Karsten Weide, head of advertising research at IDC technology research firm, said video overlay ads are an effective way to get consumers' attention without causing too much annoyance — a not-so-easy feat on a medium where viewers are used to no interruptions.

Companies track the ads' click-through rates — the percentage of readers who click on a respective advertisement — but are reluctant to share the results, citing a desire to maintain a competetive edge.

But Weide said he suspects they garner more success than traditional display ads, which have an average click-through rate of less than 0.2 percent, because of their ability to engage consumers.

It also helps that YouTube allows advertisers to target specific videos, because companies often view this marketing technique as a risk to brand safety — for example, if an SUV ad ran during a video about global warming, Weide said.

"The more you can target your ads and the more you can control against which content an ad runs, the better it is," he said.

But unlike the targeted ads people see while searching Google, viewers who enter the YouTube site do so for entertainment purposes — not because they're looking for information, said Jack Trout, president of Trout & Partners, a marketing consultant. Often times, that means they're less receptive to advertisements.
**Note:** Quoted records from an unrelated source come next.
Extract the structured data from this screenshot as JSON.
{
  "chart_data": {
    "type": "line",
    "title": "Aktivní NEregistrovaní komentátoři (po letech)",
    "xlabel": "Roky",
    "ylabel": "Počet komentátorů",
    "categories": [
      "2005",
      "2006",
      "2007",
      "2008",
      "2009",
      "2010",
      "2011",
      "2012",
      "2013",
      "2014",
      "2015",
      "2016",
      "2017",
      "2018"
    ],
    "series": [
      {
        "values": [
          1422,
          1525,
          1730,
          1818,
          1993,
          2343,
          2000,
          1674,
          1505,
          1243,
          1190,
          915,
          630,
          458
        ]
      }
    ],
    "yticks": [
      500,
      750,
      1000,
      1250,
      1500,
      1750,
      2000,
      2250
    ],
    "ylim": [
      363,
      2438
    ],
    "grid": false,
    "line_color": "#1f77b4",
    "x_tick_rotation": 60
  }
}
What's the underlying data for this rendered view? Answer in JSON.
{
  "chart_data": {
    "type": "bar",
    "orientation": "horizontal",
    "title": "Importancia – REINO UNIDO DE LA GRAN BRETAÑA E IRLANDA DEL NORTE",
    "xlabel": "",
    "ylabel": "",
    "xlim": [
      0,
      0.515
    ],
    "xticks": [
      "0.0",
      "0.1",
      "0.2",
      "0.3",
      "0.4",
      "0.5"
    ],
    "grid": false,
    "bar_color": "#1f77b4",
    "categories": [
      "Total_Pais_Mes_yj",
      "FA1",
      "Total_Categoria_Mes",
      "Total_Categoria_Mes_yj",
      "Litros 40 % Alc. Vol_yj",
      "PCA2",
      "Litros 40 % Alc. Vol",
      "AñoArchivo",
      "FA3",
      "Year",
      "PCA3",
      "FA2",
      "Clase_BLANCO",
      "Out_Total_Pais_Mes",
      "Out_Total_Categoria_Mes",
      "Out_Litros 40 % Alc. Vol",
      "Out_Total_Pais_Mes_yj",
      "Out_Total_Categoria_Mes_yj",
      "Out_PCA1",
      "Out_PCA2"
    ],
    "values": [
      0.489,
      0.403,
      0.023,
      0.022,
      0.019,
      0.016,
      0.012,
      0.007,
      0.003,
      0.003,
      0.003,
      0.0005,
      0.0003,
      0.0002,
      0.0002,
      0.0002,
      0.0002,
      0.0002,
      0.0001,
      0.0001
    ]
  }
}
"I don't know whether or not while I'm watching a cat skateboard, whether that's really going to get me excited enough to buy cat clothing," Trout said. "The Internet is a work in progress from a marketing point of view … I don't think anybody really knows exactly how well any of this stuff is going to work over a period of time."

Google would not disclose how much revenue it generates from YouTube ads, but Citigroup analyst Mark Mahaney estimates they will account for $500 million — or less than 5 percent — of the company's total revenue in 2010.

Premium content competitor Hulu also allows advertisers to run overlay messages, and many consider the site a more credible advertising medium than YouTube, Weide said. But analysts agreed that it's a step in the right direction for the amateur video site.

"A criticism that we've heard for some time is that advertisers don't want to be on videos of dogs on skateboards," Zamost said. "I'm not saying that this is the monetization solution…[but] obviously we smiled when we saw this campaign run on the site."